Michael Dhar and Christie Thompson have both been doing some serious, long-form reporting on how the Affordable Care Act will affect addiction treatment. Both of them asked me a question based on what I consider a misinformed Associated Press story: What does it matter that the ACA gives millions of people insurance for addiction treatment when current services are often overwhelmed with too many patients?
The AP looked at current, underfunded services for uninsured addicted patients and observed quality and access problems. Fair enough. But AP then drew a questionable conclusion: That newly insured patients will go to these same, overwhelmed, underfunded treatment programs, thereby compounding the current shortage. That’s a bit like interviewing people in an overstretched food bank on the eve of a new government program that will give every family $200 a week to spend in restaurants and concluding that the food banks are going to be overwhelmed by the new program.

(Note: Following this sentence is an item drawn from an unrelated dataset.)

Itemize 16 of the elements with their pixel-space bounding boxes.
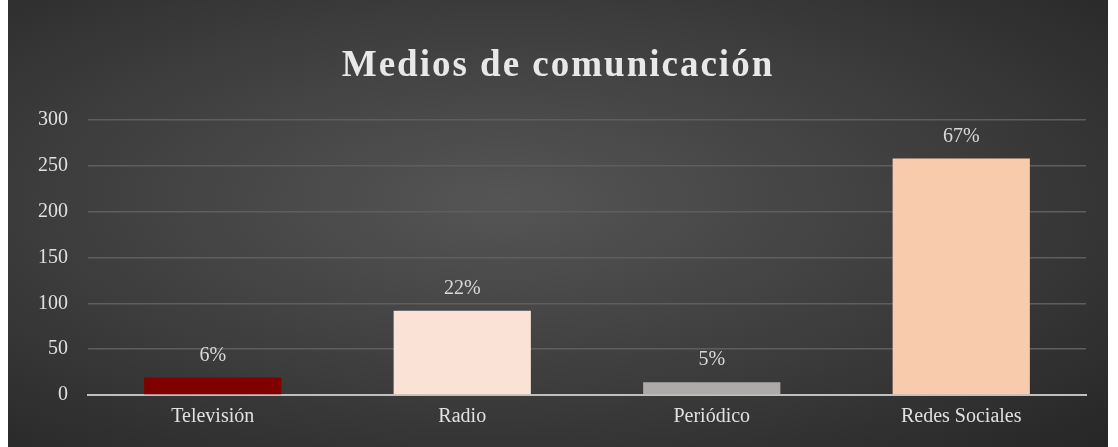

The AP analysis underappreciates the dynamic nature of the U.S. health insurance and health care systems. Health care providers want to make money. When millions of people gain insurance for some medical condition as will happen under the ACA, providers expand services to capture the business. The overstretched public sector programs for uninsured addicted patients profiled by AP might very well have fewer rather than more patients after the ACA goes into full effect. That’s because there will be more care options available for addicted people, including outside of the public sector. And as for the widespread quality problems in addiction treatment, the growth of insurance coverage is good medicine because addicted people will have more health care options than they do now, creating an incentive that currently doesn’t exist for treatment quality improvement.
I imagine the same would be the case for many other government programs that have been cut or underfunded into dysfunctionality. Isn’t this part of starving the beast as a strategy - to make observable services look incompetent and thus examples of the existential futility of government? Look at the terrible state of that bridge, and you want to spend *more* money on it?!!! etc.
It’s a neat trick.
If you look at the history of medical-care facilities for the elderly pre and post medicare, it’s pretty clear that increased investment follows the availability of money.
On the other hand, if you look at the history of medical-care facilities for the elderly pre and post medicare, it seems pretty obvious that some serious investment in investigative and enforcement resources aimed at new and expanding providers would be an awfully good idea.
Th stereotype “addict = penniless marginal, wino” may be at work. The idea that many addicts are middle-class or professional workers (journalists, real-life equivalents of Sherlock Holmes, Senators) holding down full-time jobs is hard to fit in.
But the John Galt addicts can afford treatment! Those who can’t are no better than penniless marginal winos.
Good point James. It shocks and scares people to know this, but a great counter-example to the homeless wino stereotype are physicians and nurses, both of whom in every survey study show rates of addiction equal to or slightly higher than the general population.
Location, location, location.
Has treatment for medical personnel gotten any better? (My recollection is of a study where the vastly most common sign of relapse from treatment for addiction to fentanyl was death.)